Third, things keep disappearing from Alix's house after Josie visits. Wouldn't Alix catch on.
This is one of the those books where the female protagonist (Alix) just seems too dim to me.
3 stars (but I'm not even writing a review)
Agreed Barbara. This was definitely the weakest book I’ve read by Jewell. I couldn’t wrap my head around how oblivious Alix was. Especially as there were all sorts of incidents that should have triggered alarm bells for Alix.2.75 ⭐️
I'm speechless. I can't stop thinking about this book, about Alix and Josie and their families, and I don't know what I can write that will convey just how mind-bendingly good this book is.I was completely sucked into None of This is True. Reading it was like being on one of those fairground rides that toss you first one way, then another and back again. What was true? Who was I to believe? Was Josie the manipulator or the manipulated? And that ending - it's delicious and cast a pall of uncertainty over everything I thought I knew. It also leaves the door open for Josie to come back . . . and that's a chilling thought.
I was absorbed, entertained and thrilled. Ms Jewell deserves all five stars and more.
⭐⭐⭐⭐⭐
Sandysbookaday wrote: "I'm speechless. I can't stop thinking about this book, about Alix and Josie and their families, and I don't know what I can write that will convey just how mind-bendingly good this book is.I was ..."

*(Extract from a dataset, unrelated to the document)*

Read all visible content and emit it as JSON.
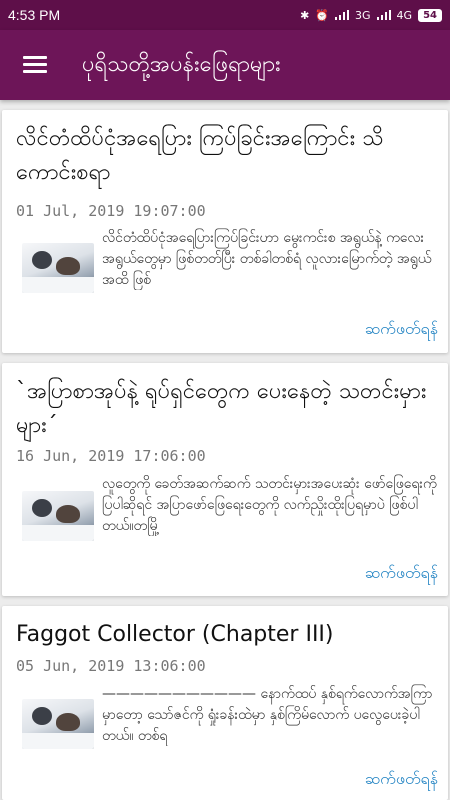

Glad you enjoyed the book Sandy. 🙂
@Barbara - I agree with all of your points, but somehow I enjoyed this one a little more than a 3, closer to 4. I read it a couple of months ago and discussed it with my IRL book club. Boy, did we have questions. The most significant one that I recall that you haven't already flagged is, what was up with the smell Josie claimed was so intense and why she never once entered her daughter's bedroom? Does it exist? If, yes, explain what the source is. If it doesn't exist, does Josie kid herself into believing this or is it just a complete fabrication for Alix to explain Josie's 100% lack of any feeling for her daughter?
Even at the end of the book, the whole, Walter hanging out with daughter playing video games explanation addresses the suggestion of sexual abuse as the reason he's there every evening, but Jewell just lets the whole overpowering odor thing go by the wayside.
Carol wrote: "@Barbara - I agree with all of your points, but somehow I enjoyed this one a little more than a 3, closer to 4. I read it a couple of months ago and discussed it with my IRL book club. The most significant one that I recall that you haven't already flagged is, what was up with the smell Josie claimed was so intense and why she never once entered her daughter's bedroom?..."
I was thinking the smell was rotten food, maybe from the 'sludge' left outside the door for meals.
Barbara wrote: "Sandysbookaday wrote: "I'm speechless. I can't stop thinking about this book, about Alix and Josie and their families, and I don't know what I can write that will convey just how mind-bendingly goo..."Thanks Barbara, and sorry you didn't like it so much. 💕📚
I enjoyed the twists and turns, they kept me enthralled and up past my bedtime. I liked the book a lot, but then I don’t expect mysteries and thrillers to be literary award winners. I am looking to be entertained, and None of This is True did the trick! Plus the title turned out to be a strong tongue-in-cheek pointer by the author. When I finished, I realized how much of the so-called ‘based on a true story’ media the author included in this story often isn’t in real life, just like how the characters in the novel turned out to be fudging ‘truths’. Netflix (or Max, or whatever) documentaries, true crime podcasts, so-called ‘reality shows’ which have been revealed in real life to be scripted by producers, or the producers sit the “real housewifes” down for talks in which they ask them to perform more, etc. I think the author was weaving sneakily into the book an authorial commentary on the reality of reality dramas. I enjoyed the layers. It wasn’t lost on me either the triple layer of this being a fictional story about fictional characters who in turn were making up fictional stories about their life….😂
The intriguing plot and complex characters leave a lingering sense of doubt and distrust. It's a read that challenges our perceptions of truth and lies.